Rientra il caso con la Saudi League, ma tra record, Mondiale e nuovi affari, il futuro di CR7 è già in movimento
La protesta di Cristiano Ronaldo contro il campionato saudita si chiude oggi, almeno sul campo. Dopo due giornate di assenza volontaria in Saudi League (e una in Champions d’Elite 2), la stella portoghese tornerà a guidare l’attacco dell’Al Nassr nella sfida di questo pomeriggio contro l’Al Fateh. Si archivia così uno “sciopero” che ha fatto rumore, che ha ottenuto comunque un risultato importante ma che potrebbe non aver prodotto tutti gli effetti sperati. E il futuro di CR7 potrebbe anche subire una clamorosa svolta, con dei progetti che ha già ben in mente.
Ronaldo e la protesta con la Saudi League
Le tensioni erano esplose dopo che il Fondo Sovrano Saudita (SIF) aveva dato il via libera al trasferimento di Karim Benzema all’Al Hilal. Un’operazione inizialmente in bilico, poi conclusa, che ha portato l’ex compagno di squadra del portoghese a vestire la maglia dei rivali diretti. Secondo indiscrezioni, Ronaldo avrebbe interpretato la mossa come un segnale di favoritismo verso l’Al Hilal, attuale capolista, a scapito dell’equilibrio competitivo del torneo. La lega aveva replicato con fermezza: “Nessun individuo, per quanto importante, può determinare decisioni che vadano oltre il proprio club”. Ma la eco mediatica della vicenda aveva già incrinato l’immagine del campionato.
Si era parlato anche di possibili sanzioni disciplinari per il numero 7 dell’Al Nassr: il regolamento non consente di rifiutare la convocazione se non per infortunio certificato, e una terza assenza avrebbe potuto far scattare provvedimenti. Scenario che non si verificherà. Ieri CR7 è stato inserito regolarmente nella lista dei convocati e ha raggiunto Al Hofuf per la trasferta.

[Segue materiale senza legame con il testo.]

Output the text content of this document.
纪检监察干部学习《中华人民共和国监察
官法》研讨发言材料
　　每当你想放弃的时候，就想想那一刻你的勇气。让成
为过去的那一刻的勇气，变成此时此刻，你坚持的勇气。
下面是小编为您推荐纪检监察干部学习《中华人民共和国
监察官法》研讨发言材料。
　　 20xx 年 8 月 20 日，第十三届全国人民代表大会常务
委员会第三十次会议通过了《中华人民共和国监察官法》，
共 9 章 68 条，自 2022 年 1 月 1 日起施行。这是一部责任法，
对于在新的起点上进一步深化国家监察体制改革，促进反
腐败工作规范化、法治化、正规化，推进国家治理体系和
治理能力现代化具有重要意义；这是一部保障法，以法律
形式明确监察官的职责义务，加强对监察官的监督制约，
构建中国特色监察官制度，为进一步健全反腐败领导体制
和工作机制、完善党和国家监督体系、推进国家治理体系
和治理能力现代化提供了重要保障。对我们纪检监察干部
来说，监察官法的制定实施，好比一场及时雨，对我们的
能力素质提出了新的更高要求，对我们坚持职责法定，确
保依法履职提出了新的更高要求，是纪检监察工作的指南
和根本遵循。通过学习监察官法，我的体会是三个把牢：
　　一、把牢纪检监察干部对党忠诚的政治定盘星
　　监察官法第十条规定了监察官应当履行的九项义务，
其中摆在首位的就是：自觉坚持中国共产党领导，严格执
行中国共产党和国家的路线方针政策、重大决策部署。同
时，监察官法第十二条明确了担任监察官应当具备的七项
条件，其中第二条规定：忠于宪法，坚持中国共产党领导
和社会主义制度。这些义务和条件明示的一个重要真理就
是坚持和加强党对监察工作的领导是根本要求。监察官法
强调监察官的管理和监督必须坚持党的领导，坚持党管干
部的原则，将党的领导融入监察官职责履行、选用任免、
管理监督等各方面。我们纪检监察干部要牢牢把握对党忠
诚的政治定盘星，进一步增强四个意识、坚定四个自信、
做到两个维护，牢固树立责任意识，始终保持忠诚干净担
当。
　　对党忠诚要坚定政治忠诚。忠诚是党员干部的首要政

Cosa ha fatto l’Al Nassr senza Ronaldo
Nel frattempo, l’Al Nassr ha fatto il suo dovere sul campo, vincendo 1-0 contro l’Al Riyadh e 2-0 contro l’Al Ittihad. Anche l’Al Hilal ha mantenuto il passo, lasciando invariata la classifica: quattro punti separano ancora la squadra di Ronaldo dalla vetta. Se sul piano sportivo la protesta non ha inciso, qualche effetto interno sembra esserci stato. Secondo la stampa locale, l’Al Nassr avrebbe saldato tutti i pagamenti arretrati nei confronti dei dipendenti del club, tema che Ronaldo aveva affiancato alle sue rimostranze. Si parla inoltre di possibili cambiamenti ai vertici societari. La crisi rientra, ma le sue conseguenze potrebbero farsi sentire ancora a lungo.
Il futuro di Cristiano Ronaldo
Il portoghese ha 41 anni e di certo ha due obiettivi ancora sul campo: arrivare a 1000 gol e provare a vincere il Mondiale con il Portogallo. Non ha ancora indicato quando abbandonerà il calcio professionistico, ma la sua espansione aziendale potrebbe essere un segnale che si sta assicurando le sue prospettive post-giocatore. E come riporta il Sun un suo progetto sarebbe quello di espandere la sua catena di alberghi a Manchester, dove è ancora amato e venerato.